Medical Technology

Kentucky Governor Makes Case for COVID-19 Booster Shots

Editor’s note: Find the latest COVID-19 news and guidance in Medscape’s Coronavirus Resource Center.

FRANKFORT, Ky. (AP) — Growing numbers of vaccinated Kentuckians have contracted COVID-19 and ended up in hospitals, signaling the importance of getting a booster dose, Gov. Andy Beshear said Monday.

The unvaccinated still represent the overwhelming majority of new virus-related cases and hospitalizations. But the percentage of vaccinated Kentuckians in those categories has risen, indicating their “waning immunity” over time and the need for the booster shot, Beshear said.

In May, 5% of new coronavirus cases in Kentucky were among fully vaccinated people, he said. By October, that rate had grown to 20% to 25%, reflecting the rise in breakthrough cases.

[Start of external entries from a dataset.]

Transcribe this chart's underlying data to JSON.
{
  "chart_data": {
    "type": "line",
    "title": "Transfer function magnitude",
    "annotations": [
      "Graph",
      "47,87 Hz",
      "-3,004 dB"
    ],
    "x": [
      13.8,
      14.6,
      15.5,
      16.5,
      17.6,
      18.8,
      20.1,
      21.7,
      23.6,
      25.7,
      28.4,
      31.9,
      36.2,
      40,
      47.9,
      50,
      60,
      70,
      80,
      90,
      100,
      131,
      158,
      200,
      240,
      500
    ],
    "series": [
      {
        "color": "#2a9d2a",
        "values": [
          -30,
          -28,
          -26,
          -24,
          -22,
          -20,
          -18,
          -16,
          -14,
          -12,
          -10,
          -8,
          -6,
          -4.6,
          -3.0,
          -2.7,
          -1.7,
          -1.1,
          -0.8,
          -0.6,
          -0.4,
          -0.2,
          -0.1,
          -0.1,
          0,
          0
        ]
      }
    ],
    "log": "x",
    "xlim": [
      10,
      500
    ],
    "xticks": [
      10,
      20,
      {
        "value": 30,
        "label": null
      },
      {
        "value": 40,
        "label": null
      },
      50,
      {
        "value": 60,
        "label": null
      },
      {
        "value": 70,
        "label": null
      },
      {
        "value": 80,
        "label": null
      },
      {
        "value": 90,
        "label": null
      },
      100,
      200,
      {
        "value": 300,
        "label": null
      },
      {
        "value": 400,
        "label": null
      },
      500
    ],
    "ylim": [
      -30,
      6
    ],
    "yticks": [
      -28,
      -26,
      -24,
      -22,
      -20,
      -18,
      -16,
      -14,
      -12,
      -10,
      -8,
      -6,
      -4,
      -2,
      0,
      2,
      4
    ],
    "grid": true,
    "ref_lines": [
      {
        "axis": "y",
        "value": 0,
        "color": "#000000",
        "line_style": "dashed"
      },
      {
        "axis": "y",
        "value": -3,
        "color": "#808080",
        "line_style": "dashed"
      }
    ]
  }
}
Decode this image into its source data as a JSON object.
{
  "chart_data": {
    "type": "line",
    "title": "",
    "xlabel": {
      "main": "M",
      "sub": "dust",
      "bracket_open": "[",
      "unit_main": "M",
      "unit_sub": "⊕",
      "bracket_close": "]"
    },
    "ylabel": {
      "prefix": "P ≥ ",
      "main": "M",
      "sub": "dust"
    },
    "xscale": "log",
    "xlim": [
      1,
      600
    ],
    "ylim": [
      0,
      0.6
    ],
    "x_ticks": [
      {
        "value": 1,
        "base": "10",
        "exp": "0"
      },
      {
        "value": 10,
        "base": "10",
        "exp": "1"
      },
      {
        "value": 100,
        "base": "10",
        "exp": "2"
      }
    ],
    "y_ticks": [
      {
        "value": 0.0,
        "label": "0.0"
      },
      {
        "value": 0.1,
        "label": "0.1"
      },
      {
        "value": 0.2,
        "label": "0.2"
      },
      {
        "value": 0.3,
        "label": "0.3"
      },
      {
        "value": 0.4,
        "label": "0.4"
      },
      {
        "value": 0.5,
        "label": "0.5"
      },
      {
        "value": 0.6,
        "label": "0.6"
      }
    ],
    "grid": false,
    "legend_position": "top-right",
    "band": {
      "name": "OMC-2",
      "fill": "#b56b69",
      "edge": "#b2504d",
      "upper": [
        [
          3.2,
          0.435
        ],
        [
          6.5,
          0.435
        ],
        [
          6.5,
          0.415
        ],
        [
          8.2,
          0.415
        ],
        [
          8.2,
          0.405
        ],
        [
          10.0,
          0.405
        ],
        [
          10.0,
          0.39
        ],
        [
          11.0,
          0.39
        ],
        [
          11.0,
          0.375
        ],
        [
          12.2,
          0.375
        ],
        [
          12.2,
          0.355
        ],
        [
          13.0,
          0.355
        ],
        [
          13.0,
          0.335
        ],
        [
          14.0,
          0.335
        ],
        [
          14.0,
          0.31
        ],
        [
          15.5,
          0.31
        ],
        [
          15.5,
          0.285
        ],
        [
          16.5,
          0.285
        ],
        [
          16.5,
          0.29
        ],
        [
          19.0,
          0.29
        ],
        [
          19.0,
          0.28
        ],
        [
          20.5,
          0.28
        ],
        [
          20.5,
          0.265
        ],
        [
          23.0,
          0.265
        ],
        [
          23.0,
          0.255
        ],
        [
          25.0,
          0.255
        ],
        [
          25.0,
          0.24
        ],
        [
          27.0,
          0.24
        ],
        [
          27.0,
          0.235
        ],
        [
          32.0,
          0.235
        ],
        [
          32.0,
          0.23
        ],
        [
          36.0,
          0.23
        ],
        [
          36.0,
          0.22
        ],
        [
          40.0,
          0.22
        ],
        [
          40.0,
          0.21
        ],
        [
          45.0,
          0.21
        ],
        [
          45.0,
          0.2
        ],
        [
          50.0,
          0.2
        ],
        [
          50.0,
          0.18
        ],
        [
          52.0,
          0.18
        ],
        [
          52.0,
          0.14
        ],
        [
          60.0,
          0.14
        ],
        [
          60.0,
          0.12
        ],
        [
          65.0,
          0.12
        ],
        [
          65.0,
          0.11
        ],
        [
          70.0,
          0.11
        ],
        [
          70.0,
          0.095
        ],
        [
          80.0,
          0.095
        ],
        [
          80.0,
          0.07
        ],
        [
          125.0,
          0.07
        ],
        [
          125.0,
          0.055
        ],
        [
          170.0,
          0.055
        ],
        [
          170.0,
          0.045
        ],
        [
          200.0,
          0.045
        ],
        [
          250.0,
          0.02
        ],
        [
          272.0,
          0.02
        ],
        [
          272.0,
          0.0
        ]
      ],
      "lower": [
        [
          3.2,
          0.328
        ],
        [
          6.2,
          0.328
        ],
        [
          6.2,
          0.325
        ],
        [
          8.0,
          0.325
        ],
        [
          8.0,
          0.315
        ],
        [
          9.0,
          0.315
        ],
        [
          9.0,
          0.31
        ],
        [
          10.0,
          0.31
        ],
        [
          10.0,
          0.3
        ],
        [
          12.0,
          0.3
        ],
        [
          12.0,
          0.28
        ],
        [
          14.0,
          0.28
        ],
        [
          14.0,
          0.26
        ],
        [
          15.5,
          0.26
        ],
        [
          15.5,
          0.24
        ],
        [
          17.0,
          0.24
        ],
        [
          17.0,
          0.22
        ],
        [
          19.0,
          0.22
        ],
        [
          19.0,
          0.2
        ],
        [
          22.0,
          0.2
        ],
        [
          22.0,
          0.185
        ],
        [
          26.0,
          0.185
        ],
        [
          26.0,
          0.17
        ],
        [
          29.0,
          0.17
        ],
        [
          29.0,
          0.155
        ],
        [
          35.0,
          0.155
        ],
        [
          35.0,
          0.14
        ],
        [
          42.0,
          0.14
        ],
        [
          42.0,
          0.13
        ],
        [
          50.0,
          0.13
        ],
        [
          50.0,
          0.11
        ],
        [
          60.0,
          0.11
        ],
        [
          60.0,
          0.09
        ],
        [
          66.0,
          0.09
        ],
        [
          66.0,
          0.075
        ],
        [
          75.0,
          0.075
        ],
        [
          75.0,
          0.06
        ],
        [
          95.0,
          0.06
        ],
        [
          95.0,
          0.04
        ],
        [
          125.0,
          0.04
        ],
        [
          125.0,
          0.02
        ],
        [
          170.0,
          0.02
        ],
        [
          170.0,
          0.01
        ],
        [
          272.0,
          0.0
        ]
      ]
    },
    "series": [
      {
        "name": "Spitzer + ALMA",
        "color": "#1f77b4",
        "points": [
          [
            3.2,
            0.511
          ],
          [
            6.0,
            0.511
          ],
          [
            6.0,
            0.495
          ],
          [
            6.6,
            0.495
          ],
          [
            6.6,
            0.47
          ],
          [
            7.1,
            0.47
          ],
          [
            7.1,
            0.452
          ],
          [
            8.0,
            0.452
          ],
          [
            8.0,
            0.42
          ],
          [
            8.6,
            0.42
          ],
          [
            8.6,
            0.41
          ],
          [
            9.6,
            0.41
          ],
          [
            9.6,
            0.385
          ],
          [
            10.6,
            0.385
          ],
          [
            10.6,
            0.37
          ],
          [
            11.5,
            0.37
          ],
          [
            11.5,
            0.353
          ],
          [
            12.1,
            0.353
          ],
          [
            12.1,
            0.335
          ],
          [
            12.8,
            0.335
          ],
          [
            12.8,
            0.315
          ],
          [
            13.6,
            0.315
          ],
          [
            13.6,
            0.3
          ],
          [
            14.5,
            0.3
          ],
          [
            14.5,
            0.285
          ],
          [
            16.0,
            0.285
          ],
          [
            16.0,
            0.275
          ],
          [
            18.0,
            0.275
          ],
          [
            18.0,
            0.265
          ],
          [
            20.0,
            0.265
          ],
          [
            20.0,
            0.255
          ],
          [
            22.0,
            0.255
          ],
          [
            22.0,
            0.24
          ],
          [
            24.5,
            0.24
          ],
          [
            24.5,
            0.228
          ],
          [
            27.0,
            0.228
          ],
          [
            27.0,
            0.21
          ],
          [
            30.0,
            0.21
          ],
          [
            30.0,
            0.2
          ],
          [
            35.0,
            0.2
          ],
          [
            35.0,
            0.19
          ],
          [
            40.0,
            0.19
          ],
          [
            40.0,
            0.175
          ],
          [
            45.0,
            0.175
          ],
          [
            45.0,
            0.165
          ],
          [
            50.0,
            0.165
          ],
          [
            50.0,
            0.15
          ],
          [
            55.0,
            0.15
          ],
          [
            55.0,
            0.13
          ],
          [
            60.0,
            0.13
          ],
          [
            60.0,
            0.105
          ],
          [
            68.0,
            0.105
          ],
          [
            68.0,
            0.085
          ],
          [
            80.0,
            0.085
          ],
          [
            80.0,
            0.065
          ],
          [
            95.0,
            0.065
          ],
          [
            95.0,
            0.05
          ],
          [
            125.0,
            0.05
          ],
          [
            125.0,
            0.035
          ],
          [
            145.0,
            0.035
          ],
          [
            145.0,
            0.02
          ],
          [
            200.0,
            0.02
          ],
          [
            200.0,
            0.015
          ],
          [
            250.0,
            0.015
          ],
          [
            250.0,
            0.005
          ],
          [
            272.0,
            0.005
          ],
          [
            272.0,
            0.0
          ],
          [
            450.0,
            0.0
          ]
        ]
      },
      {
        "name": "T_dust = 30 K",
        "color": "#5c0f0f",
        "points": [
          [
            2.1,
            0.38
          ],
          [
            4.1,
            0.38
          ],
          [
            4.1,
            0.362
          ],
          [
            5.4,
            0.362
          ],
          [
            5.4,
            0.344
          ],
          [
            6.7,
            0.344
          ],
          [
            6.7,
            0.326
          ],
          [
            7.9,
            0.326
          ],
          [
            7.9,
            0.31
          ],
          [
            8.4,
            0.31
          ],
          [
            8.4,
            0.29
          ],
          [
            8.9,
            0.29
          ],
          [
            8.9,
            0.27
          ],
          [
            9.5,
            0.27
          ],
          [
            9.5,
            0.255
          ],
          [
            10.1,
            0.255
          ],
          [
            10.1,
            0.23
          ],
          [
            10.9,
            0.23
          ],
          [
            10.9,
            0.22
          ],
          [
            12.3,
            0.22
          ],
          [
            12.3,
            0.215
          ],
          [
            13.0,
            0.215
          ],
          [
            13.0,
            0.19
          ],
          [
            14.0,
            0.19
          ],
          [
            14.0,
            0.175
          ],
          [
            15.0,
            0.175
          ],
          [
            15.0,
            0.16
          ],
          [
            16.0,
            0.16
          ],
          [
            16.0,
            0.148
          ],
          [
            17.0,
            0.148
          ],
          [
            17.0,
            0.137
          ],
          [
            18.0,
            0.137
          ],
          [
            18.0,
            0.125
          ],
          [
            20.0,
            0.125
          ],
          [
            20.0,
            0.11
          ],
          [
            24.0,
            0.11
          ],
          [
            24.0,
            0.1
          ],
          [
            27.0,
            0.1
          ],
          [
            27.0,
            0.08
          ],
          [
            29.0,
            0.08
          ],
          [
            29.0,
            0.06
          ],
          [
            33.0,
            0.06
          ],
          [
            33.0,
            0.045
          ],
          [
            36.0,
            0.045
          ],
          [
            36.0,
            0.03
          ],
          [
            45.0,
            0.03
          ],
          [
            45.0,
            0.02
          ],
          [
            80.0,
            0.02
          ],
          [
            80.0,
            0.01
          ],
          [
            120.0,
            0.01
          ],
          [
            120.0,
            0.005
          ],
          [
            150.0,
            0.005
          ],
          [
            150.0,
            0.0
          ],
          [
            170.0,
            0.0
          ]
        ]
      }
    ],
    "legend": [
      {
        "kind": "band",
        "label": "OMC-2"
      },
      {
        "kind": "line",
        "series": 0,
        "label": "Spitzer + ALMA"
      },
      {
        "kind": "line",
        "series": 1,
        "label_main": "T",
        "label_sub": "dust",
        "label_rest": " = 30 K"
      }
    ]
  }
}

“I think when you look at this growth, the only natural explanation is that the immunity does lessen a little bit over time,” the governor said at a news conference. “The delta variant is part of it, right? But this means you need to get your booster.”

Meanwhile, 92% of virus-related hospitalizations were among the unvaccinated for a prolonged period, he said. That rate dropped to 84% after including hospitalizations last month.

In Kentucky, 67% of people eligible to receive the vaccine have gotten at least their first dose, the governor said. People 12 and older are currently eligible for a vaccine.

“We need to push this more, but two-thirds of eligible Kentuckians isn’t bad — we just know we have to do better,” Beshear said.

He stressed the effectiveness of the vaccines and said booster shots will provide the level of immunity to significantly reduce virus cases and hospitalizations among the vaccinated.

People ages 65 and older should get a booster, he said. Also eligible are people living in long-term group settings, those with underlying health conditions and those exposed to other people through work, the governor said. It also applies to recipients of the single-shot Johnson & Johnson vaccine, with a booster recommended for them at least two months after the vaccination.

The governor has predicted that booster shots eventually will become widespread.

In a three-day report, he announced 48 more virus-related deaths statewide from Saturday to Monday. Several were among people in their 30s and 40s, plus a person who was 24.

“Remember, the delta variant is killing younger and younger people,” the governor said in calling for higher vaccination rates among people in their 30s and 40s.

The number of COVID-19 cases has dropped for six straight weeks in Kentucky, he said.

The governor also reported continued declines in the number of virus-related hospitalizations, admissions to intensive care units and ventilator use. The state on Monday reported 772 virus patients hospitalized in Kentucky, including 249 in ICU units and 138 on ventilators.

The rate of Kentucky residents testing positive for the virus was 5.03% Monday, up slightly from the prior day, Beshear said. That ended a prolonged decline in the key indicator in tracking the virus.

Also, the 568 new virus cases reported Monday were up from the same day a week ago, and Beshear called it another statistic that bears watching.

“Our trends are going in the right direction,” the governor said. “We just want to continue to beat COVID and to see it spread less here in the commonwealth.”